TrueBeam STx performs advanced treatments like stereotactic body radiotherapy, also known as SBRT, and stereotactic radiosurgery, known as SRS.
Magnetic Resonance Imaging
Magnetic resonance imaging (MRI) is a test that uses a magnetic field and pulses of radio wave energy to make pictures of organs and structures inside the body. In many cases, MRI gives different information about structures in the body than can be seen with an X-ray, ultrasound, or computed tomography (CT) scan. MRI also may show problems that cannot be seen with other imaging methods.

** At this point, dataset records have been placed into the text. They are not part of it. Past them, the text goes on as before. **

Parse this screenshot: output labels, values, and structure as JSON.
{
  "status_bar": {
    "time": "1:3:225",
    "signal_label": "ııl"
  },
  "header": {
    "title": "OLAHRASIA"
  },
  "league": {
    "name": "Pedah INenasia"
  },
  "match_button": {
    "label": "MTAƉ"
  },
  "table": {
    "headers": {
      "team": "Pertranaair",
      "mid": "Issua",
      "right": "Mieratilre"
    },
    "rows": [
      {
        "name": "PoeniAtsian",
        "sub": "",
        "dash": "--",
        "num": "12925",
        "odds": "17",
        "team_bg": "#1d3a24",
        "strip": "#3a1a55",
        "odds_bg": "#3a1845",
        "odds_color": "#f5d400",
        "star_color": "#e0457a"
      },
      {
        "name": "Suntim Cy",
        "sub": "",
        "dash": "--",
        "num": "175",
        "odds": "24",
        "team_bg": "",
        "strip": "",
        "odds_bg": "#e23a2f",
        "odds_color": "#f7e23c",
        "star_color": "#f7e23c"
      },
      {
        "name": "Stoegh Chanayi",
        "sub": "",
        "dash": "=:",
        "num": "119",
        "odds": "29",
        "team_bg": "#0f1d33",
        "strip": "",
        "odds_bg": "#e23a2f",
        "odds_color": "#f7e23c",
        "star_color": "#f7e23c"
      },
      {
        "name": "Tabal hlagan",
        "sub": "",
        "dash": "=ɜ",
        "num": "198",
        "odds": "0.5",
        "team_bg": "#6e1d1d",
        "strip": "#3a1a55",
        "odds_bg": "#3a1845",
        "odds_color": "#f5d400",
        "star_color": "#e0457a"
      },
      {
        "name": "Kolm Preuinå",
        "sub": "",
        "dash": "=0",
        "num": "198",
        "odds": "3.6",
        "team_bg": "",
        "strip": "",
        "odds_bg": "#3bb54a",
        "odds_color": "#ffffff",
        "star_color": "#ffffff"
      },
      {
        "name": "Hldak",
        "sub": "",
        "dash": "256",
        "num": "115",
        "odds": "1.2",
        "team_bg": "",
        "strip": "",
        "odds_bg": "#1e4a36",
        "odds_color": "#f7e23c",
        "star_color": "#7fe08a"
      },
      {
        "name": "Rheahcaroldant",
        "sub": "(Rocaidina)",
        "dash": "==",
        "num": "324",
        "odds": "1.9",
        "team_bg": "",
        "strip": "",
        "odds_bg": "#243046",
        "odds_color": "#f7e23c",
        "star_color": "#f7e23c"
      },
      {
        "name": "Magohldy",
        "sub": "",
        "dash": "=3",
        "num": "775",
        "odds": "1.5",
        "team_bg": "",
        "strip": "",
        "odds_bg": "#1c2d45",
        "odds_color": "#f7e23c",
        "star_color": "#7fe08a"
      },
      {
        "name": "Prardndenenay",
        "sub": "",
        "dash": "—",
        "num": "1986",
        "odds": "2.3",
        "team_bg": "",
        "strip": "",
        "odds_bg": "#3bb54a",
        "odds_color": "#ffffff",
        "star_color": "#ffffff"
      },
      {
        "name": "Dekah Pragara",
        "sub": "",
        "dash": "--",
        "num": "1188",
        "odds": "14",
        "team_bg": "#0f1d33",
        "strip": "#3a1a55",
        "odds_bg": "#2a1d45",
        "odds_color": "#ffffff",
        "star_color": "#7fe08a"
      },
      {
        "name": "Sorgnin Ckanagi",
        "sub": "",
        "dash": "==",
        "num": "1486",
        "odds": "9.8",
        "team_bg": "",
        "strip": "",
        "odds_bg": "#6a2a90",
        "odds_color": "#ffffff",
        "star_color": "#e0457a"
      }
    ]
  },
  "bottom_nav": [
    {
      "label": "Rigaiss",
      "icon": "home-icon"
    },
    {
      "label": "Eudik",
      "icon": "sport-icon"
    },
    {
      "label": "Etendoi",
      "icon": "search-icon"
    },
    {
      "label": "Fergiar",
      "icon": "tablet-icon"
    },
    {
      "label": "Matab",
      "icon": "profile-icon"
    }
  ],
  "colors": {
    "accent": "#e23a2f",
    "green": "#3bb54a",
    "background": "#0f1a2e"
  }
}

For an MRI test, the area of the body being studied is placed inside a special machine that contains a strong magnet. Pictures from an MRI scan are digital images that can be saved and stored on a computer for more study. The images also can be reviewed remotely, such as in a clinic or an operating room. In some cases, contrast material may be used during the MRI scan to show certain structures more clearly.
Computed tomography (CT) is a diagnostic imaging test used to create detailed images of internal organs, bones, soft tissue and blood vessels. The cross-sectional images generated during a CT scan can be reformatted in multiple planes, and can even generate three-dimensional images which can be viewed on a computer monitor, printed on film or transferred to electronic media. CT scanning is often the best method for detecting many different cancers since the images allow your doctor to confirm the presence of a tumor and determine its size and location. CT is fast, painless, noninvasive and accurate. In emergency cases, it can reveal internal injuries and bleeding quickly enough to help save lives.
Positron Emission Tomography (PET-CT)
Positron emission tomography (PET) is a nuclear imaging technique that creates detailed, computerized pictures of organs and tissues inside the body.
A PET scan reveals how the body is functioning and uncovers areas of abnormal metabolic activity.
During a PET scan, the patient is first injected with a glucose (sugar) solution that contains a very small amount of radioactive material. The substance is absorbed by the particular organs or tissues being examined. The patient rests on a table and slides into a large tunnel-shaped scanner. The PET scanner is then able to “see” damaged or cancerous cells where the glucose is being taken up (cancer cells often use more glucose than normal cells) and the rate at which the tumor is using the glucose (which can help determine the tumor grade). The procedure is painless and varies in length, depending on the part of the body that is being evaluated.
A PET scan can be used to detect cancerous tissues and cells in the body that may not always be found through computed tomography (CT) or magnetic resonance imaging (MRI).